Under U.S. pressure, Olmert responded with a de-facto halt to new construction in settlements in the Israeli-occupied West Bank, but he has not called off plans to build hundreds of new homes in an area near Jerusalem known to Israelis as Har Homa and to Palestinians as Jabal Abu Ghneim.

That it took six weeks for the leaders to authorize the start of substantive talks on all the final-status issues underscored the hurdles facing Bush in getting the sides to settle their differences in the 12 months he has left in office.

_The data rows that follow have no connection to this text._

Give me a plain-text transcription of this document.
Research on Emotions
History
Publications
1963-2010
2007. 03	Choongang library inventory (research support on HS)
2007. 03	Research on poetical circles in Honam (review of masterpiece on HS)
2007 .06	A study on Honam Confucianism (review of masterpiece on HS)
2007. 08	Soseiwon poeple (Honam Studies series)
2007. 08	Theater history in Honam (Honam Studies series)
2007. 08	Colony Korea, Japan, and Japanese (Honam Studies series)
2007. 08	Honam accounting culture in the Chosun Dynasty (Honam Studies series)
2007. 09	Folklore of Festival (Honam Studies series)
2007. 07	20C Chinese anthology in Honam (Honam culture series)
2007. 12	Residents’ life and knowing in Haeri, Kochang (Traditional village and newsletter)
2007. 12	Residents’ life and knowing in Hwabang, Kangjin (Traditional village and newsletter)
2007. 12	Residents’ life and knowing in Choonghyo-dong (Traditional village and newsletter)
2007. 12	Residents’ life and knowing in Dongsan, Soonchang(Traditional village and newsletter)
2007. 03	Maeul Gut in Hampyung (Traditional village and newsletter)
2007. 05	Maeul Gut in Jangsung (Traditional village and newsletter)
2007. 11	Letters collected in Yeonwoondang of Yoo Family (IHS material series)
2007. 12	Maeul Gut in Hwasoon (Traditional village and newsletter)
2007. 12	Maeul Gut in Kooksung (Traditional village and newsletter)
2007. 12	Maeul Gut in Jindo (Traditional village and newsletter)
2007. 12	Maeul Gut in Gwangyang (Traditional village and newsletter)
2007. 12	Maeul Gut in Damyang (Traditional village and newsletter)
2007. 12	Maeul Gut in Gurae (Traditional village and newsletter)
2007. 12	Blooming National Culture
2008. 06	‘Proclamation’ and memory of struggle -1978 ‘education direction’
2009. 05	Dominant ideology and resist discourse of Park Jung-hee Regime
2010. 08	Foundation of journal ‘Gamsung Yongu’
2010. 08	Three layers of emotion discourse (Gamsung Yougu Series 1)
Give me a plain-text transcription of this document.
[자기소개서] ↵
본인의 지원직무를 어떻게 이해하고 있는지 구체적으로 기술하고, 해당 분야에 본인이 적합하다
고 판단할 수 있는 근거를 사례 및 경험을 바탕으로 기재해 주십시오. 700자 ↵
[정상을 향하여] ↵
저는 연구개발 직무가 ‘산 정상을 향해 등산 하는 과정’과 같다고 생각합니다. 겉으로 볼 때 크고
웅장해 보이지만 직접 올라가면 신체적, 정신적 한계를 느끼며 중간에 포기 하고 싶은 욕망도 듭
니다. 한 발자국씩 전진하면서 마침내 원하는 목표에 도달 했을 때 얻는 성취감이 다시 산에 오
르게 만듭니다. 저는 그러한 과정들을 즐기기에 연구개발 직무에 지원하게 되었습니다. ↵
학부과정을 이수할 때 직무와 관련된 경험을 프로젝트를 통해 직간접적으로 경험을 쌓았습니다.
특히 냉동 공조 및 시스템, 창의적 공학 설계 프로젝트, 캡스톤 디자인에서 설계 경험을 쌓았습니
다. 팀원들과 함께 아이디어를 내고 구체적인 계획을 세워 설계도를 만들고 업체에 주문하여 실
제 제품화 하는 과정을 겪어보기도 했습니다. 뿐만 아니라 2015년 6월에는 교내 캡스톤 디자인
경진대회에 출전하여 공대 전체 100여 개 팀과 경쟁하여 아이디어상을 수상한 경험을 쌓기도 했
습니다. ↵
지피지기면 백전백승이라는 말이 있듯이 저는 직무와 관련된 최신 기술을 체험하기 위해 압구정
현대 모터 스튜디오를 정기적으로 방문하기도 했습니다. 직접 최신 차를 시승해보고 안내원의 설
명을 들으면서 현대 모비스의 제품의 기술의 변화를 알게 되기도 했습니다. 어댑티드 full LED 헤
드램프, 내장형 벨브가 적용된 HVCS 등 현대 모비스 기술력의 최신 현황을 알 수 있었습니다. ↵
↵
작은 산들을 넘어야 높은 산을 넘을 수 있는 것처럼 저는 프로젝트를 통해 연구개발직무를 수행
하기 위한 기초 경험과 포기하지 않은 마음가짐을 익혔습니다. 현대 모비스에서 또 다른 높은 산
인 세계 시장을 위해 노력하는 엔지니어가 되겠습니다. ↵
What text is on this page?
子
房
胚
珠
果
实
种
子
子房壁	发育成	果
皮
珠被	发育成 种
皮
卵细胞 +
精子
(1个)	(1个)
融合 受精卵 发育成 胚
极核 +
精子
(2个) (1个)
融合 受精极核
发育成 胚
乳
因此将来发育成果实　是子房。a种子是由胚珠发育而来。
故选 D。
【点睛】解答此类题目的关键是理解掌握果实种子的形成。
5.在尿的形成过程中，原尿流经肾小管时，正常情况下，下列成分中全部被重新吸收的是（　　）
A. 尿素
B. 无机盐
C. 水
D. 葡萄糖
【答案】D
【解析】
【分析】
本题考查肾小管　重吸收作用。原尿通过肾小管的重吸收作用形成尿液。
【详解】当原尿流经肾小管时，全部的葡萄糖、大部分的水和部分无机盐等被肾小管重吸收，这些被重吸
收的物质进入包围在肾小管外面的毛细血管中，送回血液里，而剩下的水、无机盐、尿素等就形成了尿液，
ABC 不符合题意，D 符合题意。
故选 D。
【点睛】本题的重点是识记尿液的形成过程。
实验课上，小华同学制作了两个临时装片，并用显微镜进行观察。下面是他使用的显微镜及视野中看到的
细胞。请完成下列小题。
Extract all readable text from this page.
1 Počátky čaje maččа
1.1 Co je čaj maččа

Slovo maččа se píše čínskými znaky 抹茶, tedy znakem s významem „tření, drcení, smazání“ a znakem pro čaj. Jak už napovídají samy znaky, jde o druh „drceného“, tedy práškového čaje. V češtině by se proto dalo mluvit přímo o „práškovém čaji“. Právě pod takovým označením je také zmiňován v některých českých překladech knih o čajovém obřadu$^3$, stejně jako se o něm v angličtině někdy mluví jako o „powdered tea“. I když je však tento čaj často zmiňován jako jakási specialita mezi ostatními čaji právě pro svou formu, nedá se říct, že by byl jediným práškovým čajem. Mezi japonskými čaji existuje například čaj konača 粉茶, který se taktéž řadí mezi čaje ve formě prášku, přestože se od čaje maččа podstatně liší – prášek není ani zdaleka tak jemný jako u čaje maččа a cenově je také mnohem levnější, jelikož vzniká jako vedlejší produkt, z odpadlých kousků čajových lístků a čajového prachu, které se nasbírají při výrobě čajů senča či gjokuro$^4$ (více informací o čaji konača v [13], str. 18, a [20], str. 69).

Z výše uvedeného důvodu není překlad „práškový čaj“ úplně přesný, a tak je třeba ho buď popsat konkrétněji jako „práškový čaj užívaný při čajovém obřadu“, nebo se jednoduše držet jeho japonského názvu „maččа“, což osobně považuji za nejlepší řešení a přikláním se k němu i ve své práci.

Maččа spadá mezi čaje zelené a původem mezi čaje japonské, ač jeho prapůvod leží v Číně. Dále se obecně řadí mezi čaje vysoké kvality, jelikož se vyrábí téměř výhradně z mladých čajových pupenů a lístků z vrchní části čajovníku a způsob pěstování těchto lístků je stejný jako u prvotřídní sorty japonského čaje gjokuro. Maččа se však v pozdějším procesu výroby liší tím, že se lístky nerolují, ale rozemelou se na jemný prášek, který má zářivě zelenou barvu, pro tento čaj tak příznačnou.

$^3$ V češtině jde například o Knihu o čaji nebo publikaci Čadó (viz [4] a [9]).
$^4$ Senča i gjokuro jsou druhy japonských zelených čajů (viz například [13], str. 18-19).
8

Olmert's spokesman, Mark Regev, said "it is possible to have agreements in 2008" if both sides meet their commitments under the long-stalled "road map" peace plan.

In addition to calling on Israel to stop all settlement activity, the plan asks Palestinians to crack down on militants.

SECRECY

The final-status negotiations will be conducted largely in secrecy by Israeli Foreign Minister Tzipi Livni and former Palestinian Prime Minister Ahmed Qurie, officials said.

Erekat said the talks would also focus on settlements.

Palestinians see the building of Har Homa as the last rampart in a wall of settlements encircling Arab East Jerusalem, cutting it off from the rest of the West Bank. The Har Homa plan has also drawn rare criticism from the United States.

Regev declined to say if and when separate working groups would be established to tackle water and other issues.

Tensions have flared recently over stepped-up Israeli military incursions into the Hamas-run Gaza Strip, in response to cross-border rocket fire by militants, and raids in the West Bank, where Abbas's secular Fatah faction holds sway.

Israel has vowed to keep up the pressure until Abbas proved he was reining in militants -- a demand Olmert has made a prerequisite for implementing any future peace accord.

It is unclear how Olmert and Abbas can close a deal. Abbas wields little power beyond the West Bank after Hamas seized control of the Gaza Strip in June.

Weakened by the 2006 Lebanon war, Olmert could face new calls to resign at the end of the month when a commission of inquiry issues its final report on the conflict. His coalition government is already under strain over the peace talks.

While Bush has called settlement expansion an "impediment", doubts remain over how much pressure he would be willing to put on key ally Israel to make compromises.